AFCC Training

Parenting Coordination:

Fundamentals, Concepts, and Interventions

March 6-7, 2019
Loyola University Chicago Philip H. Corboy Law Center
Chicago, Illinois


The Illinois MCLE Board approved 12.0 Illinois MCLE general credit hours for each training.

​Online Hotel Reservations

Residence Inn Chicago Downtown/Magnificent Mile Hotel
Homewood Suites Hilton Hotel

A two-day training program for parenting coordinators, mediators, custody evaluators, lawyers, judges, therapists, parent educators, and other professionals who work with high conflict families.

This seminar presents a comprehensive overview of the definition, role, responsibilities, and functions of the parenting coordinator. Parenting coordination is an out-of-court dispute resolution process designed to assist co-parents in managing parenting disputes, minimize litigation, and shield the children from harmful interparental conflict. The integrated model of parenting coordination highlights factors leading to entrenched child-related disputes, the pathways and personalities that lead parents to enduring conflict, and specialized interventions to address intractable conflict. This program will focus on practice issues including (1) types of orders needed; (2) ethics; (3) how to begin and effectively manage these difficult cases; and, (4) professional liability issues.

  • Participants in this two-day training program will learn to:
  • Describe the mechanisms for defining the authority of the parenting coordinator in the court order or consent agreement, including oversight by and communication with the court.
  • Describe the phases of the integrated model of parenting coordination along with the goals and progression of the process.
  • Distinguish parenting coordination from other professional roles and dispute resolution processes. Identify the types of conflict most destructive for children and utilize interventions to protect children from interparental conflict.
  • Identify and apply strategic interventions for crisis management within the parenting coordination process.
  • Utilize guidelines and ethical standards for parenting coordinators to structure the process. Utilize relevant social science research to inform parenting coordination interventions.
  • Distinguish cases that are inappropriate for parenting coordination.

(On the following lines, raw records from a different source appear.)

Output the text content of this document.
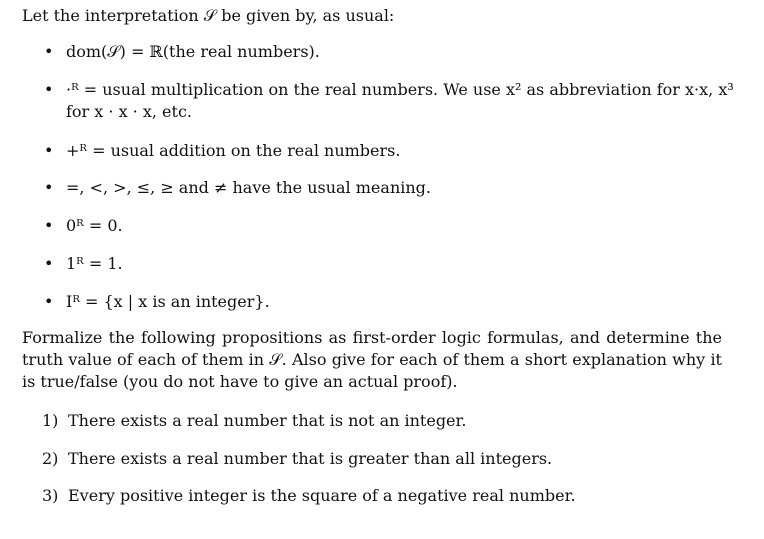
Let the interpretation 𝒮 be given by, as usual:

•
dom(𝒮) = ℝ(the real numbers).
•
·ᴿ = usual multiplication on the real numbers. We use x² as abbreviation for x·x, x³ for x · x · x, etc.
•
+ᴿ = usual addition on the real numbers.
•
=, <, >, ≤, ≥ and ≠ have the usual meaning.
•
0ᴿ = 0.
•
1ᴿ = 1.
•
Iᴿ = {x | x is an integer}.

Formalize the following propositions as first-order logic formulas, and determine the truth value of each of them in 𝒮. Also give for each of them a short explanation why it is true/false (you do not have to give an actual proof).

1) There exists a real number that is not an integer.
2) There exists a real number that is greater than all integers.
3) Every positive integer is the square of a negative real number.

Debra K. Carter, PhD is a clinical and forensic psychologist, a certified family law mediator and a qualified parenting coordinator. She is also the co-founder and training director of the National Cooperative Parenting Center (NCPC) which offers services to the mental health and legal communities in North America and around the globe. Dr. Carter is a leading researcher on the efficacy of parenting coordination and the author of Parenting Coordination: A Practical Guide for Family Law Professionals and Co-Parenting After Divorce: A GPS for Healthy Kids, in addition to numerous chapters and articles on family law matters. Dr. Carter is on the faculty at the University of South Florida and current Chair of the Association of Family and Conciliation Courts (AFCC) Parenting Coordination Guidelines Revision Task Force. She is past president of the Florida Chapter of AFCC and has received numerous state and national awards for her valuable contribution to the field of psychology, family law, and parenting coordination.